Fall break at the College falls right in the midst of midterm season. It would be an understatement to say that it is a stressful time for students. While many opt to relax and unwind or spend their days catching up on piles of readings and papers, a group of students opted instead to immerse themselves in the high school experience in Barre, Vermont.
This fall break, the Middlebury Alternative Trips (MAlt) and Language in Motion (LiM) programs collaborated to organize the second annual LiM Mini-MAlt trip. On this trip, a group of five students traveled to Barre to engage in three days of inter-cultural exchange through in-class presentations and community service work with high school students at Spaulding High School and the Central Vermont Career Center (CVCC), the affiliated technical school.
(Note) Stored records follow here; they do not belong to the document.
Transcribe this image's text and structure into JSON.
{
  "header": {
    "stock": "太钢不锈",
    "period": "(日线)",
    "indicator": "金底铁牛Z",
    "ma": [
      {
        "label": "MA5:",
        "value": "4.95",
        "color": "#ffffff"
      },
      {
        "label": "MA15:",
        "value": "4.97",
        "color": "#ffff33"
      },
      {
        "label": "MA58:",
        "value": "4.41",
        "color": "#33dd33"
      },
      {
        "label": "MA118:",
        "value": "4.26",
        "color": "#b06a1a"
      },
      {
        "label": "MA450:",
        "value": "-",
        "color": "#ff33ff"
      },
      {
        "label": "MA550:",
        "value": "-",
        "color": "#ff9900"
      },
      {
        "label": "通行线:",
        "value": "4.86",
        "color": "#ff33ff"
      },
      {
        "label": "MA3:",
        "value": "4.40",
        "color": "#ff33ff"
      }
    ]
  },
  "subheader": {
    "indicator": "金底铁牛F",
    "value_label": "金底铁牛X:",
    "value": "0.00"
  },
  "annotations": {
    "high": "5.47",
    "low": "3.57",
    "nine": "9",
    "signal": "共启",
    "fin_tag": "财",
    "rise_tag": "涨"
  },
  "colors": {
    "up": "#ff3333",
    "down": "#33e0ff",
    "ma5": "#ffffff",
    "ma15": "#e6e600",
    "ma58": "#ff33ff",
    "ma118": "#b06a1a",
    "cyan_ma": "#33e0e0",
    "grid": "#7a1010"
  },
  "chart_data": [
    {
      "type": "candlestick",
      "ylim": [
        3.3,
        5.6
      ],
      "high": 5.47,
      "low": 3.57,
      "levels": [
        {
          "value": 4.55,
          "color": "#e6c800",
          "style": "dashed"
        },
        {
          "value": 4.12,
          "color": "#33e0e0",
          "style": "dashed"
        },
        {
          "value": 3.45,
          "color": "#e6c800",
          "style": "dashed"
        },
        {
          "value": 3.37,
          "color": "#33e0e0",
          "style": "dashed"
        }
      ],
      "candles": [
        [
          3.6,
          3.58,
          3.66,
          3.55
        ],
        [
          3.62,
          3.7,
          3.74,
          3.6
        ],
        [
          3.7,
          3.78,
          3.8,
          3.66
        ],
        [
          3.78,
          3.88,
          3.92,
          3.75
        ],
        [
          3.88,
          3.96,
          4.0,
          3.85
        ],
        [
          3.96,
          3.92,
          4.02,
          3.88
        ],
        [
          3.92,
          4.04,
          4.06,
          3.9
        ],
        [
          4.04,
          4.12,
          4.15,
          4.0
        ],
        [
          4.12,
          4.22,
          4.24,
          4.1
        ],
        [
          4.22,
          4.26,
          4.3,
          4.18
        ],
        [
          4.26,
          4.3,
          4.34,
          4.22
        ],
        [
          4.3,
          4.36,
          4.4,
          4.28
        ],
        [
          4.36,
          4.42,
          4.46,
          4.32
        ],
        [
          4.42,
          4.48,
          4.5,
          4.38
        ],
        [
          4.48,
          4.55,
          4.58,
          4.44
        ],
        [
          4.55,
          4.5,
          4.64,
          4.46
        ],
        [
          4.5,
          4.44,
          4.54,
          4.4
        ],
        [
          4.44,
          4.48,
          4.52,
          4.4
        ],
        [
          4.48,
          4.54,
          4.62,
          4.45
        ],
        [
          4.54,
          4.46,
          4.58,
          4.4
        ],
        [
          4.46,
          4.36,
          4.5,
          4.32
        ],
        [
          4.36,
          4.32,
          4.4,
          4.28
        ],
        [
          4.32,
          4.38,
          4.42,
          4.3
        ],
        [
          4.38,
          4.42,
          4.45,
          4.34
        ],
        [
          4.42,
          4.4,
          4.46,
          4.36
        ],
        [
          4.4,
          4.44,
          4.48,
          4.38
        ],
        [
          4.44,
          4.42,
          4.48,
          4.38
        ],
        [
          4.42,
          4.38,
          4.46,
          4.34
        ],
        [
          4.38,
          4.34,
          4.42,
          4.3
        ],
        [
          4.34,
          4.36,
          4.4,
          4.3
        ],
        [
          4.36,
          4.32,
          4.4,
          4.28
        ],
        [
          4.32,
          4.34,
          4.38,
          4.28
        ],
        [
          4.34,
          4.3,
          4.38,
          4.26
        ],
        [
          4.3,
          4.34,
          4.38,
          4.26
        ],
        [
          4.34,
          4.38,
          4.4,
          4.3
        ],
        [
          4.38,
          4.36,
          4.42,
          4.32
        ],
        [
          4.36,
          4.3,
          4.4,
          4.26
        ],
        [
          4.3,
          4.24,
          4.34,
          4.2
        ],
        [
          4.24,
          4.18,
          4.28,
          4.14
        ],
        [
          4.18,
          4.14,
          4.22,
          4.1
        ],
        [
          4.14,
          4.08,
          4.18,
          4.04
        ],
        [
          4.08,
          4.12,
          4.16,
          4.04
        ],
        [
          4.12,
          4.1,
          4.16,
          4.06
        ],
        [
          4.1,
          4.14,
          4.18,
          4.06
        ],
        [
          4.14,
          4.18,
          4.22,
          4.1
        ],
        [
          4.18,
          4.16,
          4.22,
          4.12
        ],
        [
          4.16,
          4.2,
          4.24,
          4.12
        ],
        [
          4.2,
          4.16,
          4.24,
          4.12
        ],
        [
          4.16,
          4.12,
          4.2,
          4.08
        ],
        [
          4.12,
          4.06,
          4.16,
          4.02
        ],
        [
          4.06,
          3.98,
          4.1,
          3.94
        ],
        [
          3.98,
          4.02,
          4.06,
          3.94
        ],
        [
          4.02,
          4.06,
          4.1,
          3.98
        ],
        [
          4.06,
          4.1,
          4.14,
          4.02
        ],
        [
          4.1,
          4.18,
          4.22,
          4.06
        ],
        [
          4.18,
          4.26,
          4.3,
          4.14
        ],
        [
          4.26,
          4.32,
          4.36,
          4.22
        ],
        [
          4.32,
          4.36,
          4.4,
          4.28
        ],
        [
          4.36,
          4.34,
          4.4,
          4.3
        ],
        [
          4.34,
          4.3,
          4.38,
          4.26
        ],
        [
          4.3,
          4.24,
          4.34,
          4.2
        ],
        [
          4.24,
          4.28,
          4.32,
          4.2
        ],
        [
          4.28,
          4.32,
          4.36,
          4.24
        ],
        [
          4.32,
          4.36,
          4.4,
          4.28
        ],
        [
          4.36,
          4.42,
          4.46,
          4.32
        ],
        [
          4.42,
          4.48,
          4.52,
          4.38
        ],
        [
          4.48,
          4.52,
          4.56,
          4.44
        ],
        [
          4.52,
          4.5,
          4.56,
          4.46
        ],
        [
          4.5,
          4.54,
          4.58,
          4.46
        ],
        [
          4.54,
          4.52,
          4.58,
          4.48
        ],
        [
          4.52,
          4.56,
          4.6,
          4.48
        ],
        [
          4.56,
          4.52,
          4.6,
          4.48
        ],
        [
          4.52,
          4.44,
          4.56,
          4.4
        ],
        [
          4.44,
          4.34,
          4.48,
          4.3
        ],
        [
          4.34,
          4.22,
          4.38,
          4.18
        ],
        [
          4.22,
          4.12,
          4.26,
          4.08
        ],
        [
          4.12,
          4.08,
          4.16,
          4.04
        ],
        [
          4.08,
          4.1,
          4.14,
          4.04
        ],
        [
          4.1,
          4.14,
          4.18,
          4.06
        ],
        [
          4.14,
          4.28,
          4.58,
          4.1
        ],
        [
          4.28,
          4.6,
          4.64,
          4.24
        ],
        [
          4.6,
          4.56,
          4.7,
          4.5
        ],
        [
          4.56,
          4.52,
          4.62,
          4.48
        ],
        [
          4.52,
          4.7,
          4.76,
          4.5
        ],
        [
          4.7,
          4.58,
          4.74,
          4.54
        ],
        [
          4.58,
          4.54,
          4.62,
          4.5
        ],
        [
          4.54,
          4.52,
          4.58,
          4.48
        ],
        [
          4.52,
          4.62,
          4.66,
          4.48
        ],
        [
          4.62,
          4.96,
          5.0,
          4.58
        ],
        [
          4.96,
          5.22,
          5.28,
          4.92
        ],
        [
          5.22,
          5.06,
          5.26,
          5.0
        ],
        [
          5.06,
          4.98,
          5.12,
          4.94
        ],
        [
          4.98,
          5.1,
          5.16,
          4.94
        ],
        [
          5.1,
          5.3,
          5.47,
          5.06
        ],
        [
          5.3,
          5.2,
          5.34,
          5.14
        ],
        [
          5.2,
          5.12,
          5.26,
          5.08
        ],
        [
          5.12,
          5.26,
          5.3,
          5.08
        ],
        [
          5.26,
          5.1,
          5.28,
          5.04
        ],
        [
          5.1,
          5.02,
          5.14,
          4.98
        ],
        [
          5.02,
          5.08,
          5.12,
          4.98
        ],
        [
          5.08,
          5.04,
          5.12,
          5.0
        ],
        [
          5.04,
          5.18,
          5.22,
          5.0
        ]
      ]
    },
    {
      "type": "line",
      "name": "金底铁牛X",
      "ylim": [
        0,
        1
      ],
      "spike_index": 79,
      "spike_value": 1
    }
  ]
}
“Language in Motion works primarily with the local secondary schools, and we try to bring inter-cultural perspective and lens to different classrooms there,” LiM Coordinator Kristen Mullins said. “During the school year, we can’t really go farther out than the local high schools, but we thought, looking at the MAlt model, how wonderful if we could use breaks as an opportunity for students who are interested in doing this but also interested in learning about schools in Vermont that are further away.”
According to Mullins, the cultural exchange flowed both from the college students and from the high school students with whom they worked. While the five students who participated in the trip all had significant international experiences that they hoped to share with the high school students, they did not have much lived experiences of Vermont outside the immediate Middlebury area.
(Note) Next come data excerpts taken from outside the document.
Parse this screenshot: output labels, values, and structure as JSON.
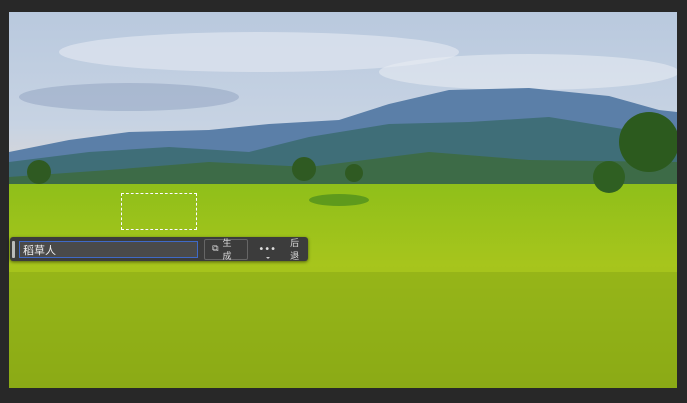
{
  "taskbar": {
    "prompt_value": "稻草人",
    "generate_label": "生成",
    "more_label": "•••",
    "back_label": "后退",
    "generate_icon": "generative-fill-icon"
  }
}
“To go to a part that’s not Middlebury and see what a different part of the state is like was very eye-opening for me,” Co-Leader Michiko Yoshino ’17 said. “Learning about Barre through the eyes of high school students especially helped me realize how much they have to offer and how valuable of a perspective they have.”
The cultural exchange took place both inside and outside the classroom setting. Outside the classroom, the Middlebury group worked with the Congregational Church in the town of Barre and groups of high school students in community service work. In the classrooms, the Middlebury group developed presentations around themes that they found significant to their own international experiences.
Each presenter delivered their themes to a variety of classrooms, from US Government to Human Services to Spanish. In order to engage each classroom, the Middlebury group focused on directly engaging the high school students and letting their interests drive their discussions.
“We were all very free to create our own presentations, and we improved upon them each time we presented them,” Yoshino said. “It was interesting to see the different ways people presented and the different ways they engaged the high school students. We also had a lot of candy,” she added with a laugh.
Shan Zeng ’19 and Kathy He ’19 paired up to develop a presentation around the theme of community involvement and citizenship. To engage the students actively in the presentation, they strayed away from a traditional presentation model. Instead, the pair invited everyone to share their visions through drawings of their own memories and ideal communities.
“The students were actually eager to share their visions once given the opportunity,” Zeng said. “Even though our class had a very dynamic makeup, we shared very similar concepts when asked what our ideal community looked like.”
As the Middlebury group shared the lens they had acquired from abroad, the high school students also shared their own perspectives as high school students and of their town.
“The high school students explained that their town had a perception of being called ‘scary Barre’,” Yoshino said. “They talked about the fights, teenage pregnancy and socioeconomic divides within the town, and it was eye-opening to see how much the [high school] students care and to see them back up the arguments they make.”
It was also interesting to have such open discussions about issues that are seemingly invisible on campus because they are experiences that just aren’t prevalent here, Yoshino said.
This two-directional inter-cultural learning is what Mullins holds to be at the core of the LiM program.
“People are really interested in not only sharing what they’ve been thinking about and who they are but also learning from other people about what they’ve experienced and who they are,” Mullins said. “In my experience, that is one of the most exciting things that there is in the world. There’s this beautiful coming together of experience, excitement and hard work.”